YouTube said it would raise the monthly cost of its TV streaming service to $82.99, up from $72.99 starting Jan. 13. The Alphabet said the increase was due to the rising cost of content.
“We don’t make these decisions lightly, and we realize this has an impact on our members,” YouTube said in an email to subscribers.
The Wall Street Journal reports when YouTube TV made its debut in 2017, the company charged roughly $35 a month for the service. YouTube TV offers livestreaming of local TV networks and access to networks like ESPN, CNN and TNT. It last increased its rate in March 2023.
YouTube has been aggressive in expanding its offering, growing from a provider of prank and cat videos into a global entertainment hub.

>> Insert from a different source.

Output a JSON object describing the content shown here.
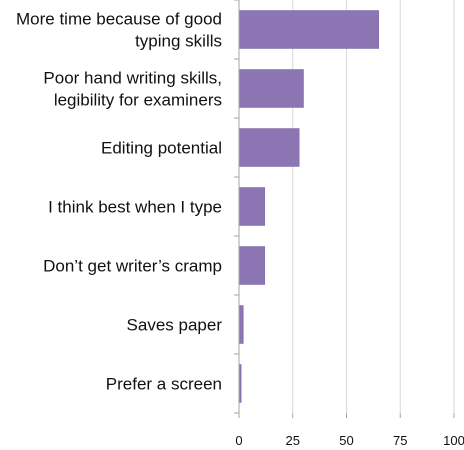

The streamer in 2022 acquired exclusive rights to the National Football League’s Sunday Ticket—for which it pays about $2 billion a year—luring the subscription franchise from DirecTV.Over the past decade, millions U.S. households have given up on cable, abandoning their traditional pay-TV plan. Viewers grew tired of traditional cable packages with numerous channels they never watched and were drawn to cheaper streaming options. But streaming services have been raising prices on a regular basis, eating into the savings many cord-cutters were seeking by giving up cable.
Disney raised subscription costs in August for its ad-supported and ad-free versions of Disney+ streaming service by $2 to $9.99 and $15.99, respectively. It also increased monthly costs for Hulu. Both the ad-supported and ad-free versions of Hulu + Live TV, Disney’s streaming version of the cable bundle, rose $6 a month, to $82.99 and $95.99 respectively.

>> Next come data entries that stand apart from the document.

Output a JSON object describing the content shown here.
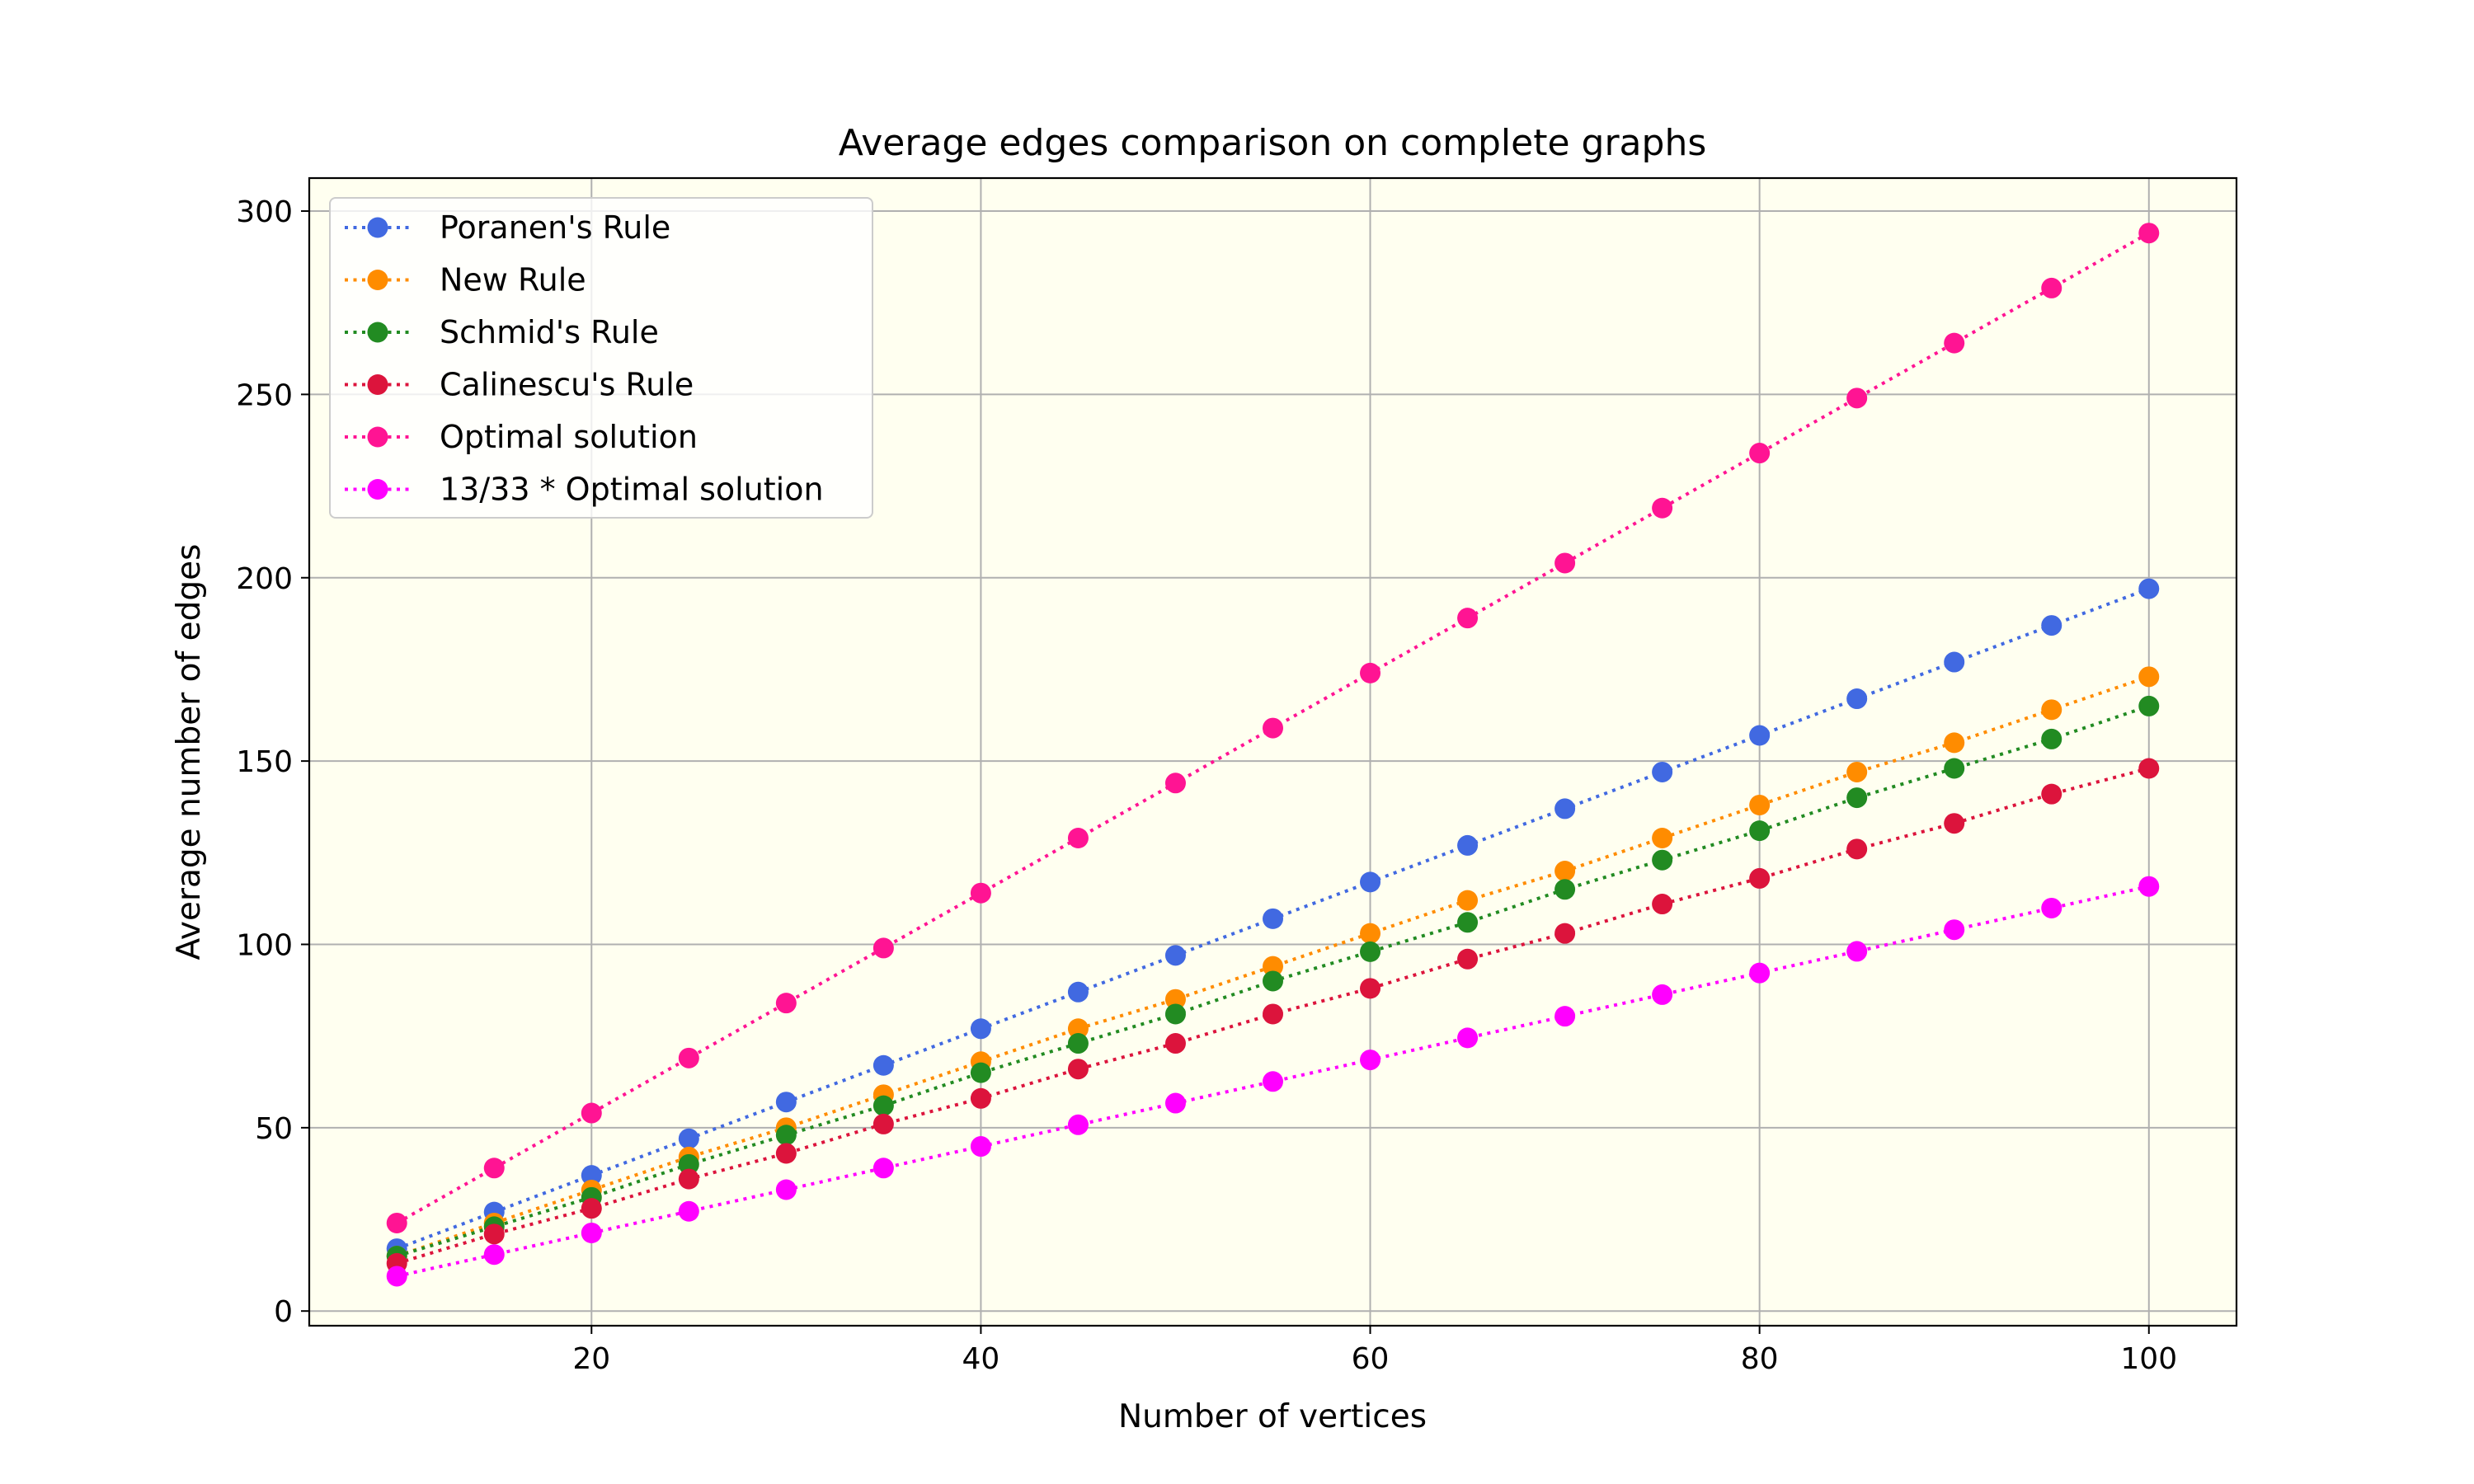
{
  "chart_data": {
    "type": "line",
    "title": "Average edges comparison on complete graphs",
    "xlabel": "Number of vertices",
    "ylabel": "Average number of edges",
    "xlim": [
      5.5,
      104.5
    ],
    "ylim": [
      -4,
      309
    ],
    "xticks": [
      20,
      40,
      60,
      80,
      100
    ],
    "yticks": [
      0,
      50,
      100,
      150,
      200,
      250,
      300
    ],
    "grid": true,
    "legend": "top-left",
    "background": "#fffff0",
    "x": [
      10,
      15,
      20,
      25,
      30,
      35,
      40,
      45,
      50,
      55,
      60,
      65,
      70,
      75,
      80,
      85,
      90,
      95,
      100
    ],
    "series": [
      {
        "name": "Poranen's Rule",
        "color": "#4169e1",
        "values": [
          17,
          27,
          37,
          47,
          57,
          67,
          77,
          87,
          97,
          107,
          117,
          127,
          137,
          147,
          157,
          167,
          177,
          187,
          197
        ]
      },
      {
        "name": "New Rule",
        "color": "#ff8c00",
        "values": [
          15,
          24,
          33,
          42,
          50,
          59,
          68,
          77,
          85,
          94,
          103,
          112,
          120,
          129,
          138,
          147,
          155,
          164,
          173
        ]
      },
      {
        "name": "Schmid's Rule",
        "color": "#228b22",
        "values": [
          15,
          23,
          31,
          40,
          48,
          56,
          65,
          73,
          81,
          90,
          98,
          106,
          115,
          123,
          131,
          140,
          148,
          156,
          165
        ]
      },
      {
        "name": "Calinescu's Rule",
        "color": "#dc143c",
        "values": [
          13,
          21,
          28,
          36,
          43,
          51,
          58,
          66,
          73,
          81,
          88,
          96,
          103,
          111,
          118,
          126,
          133,
          141,
          148
        ]
      },
      {
        "name": "Optimal solution",
        "color": "#ff1493",
        "values": [
          24,
          39,
          54,
          69,
          84,
          99,
          114,
          129,
          144,
          159,
          174,
          189,
          204,
          219,
          234,
          249,
          264,
          279,
          294
        ]
      },
      {
        "name": "13/33 * Optimal solution",
        "color": "#ff00ff",
        "values": [
          9.5,
          15.4,
          21.3,
          27.2,
          33.1,
          39.0,
          44.9,
          50.8,
          56.7,
          62.6,
          68.5,
          74.5,
          80.4,
          86.3,
          92.2,
          98.1,
          104.0,
          109.9,
          115.8
        ]
      }
    ]
  }
}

Cyclical price increases for streaming services have become a trademark of the industry. The average cost of watching a major ad-free streaming service is going up by nearly 25% in about a year, according to a 2023 Wall Street Journal analysis. Entertainment companies are hoping customers will either pay the new prices or switch to their cheaper and more lucrative ad-supported plans.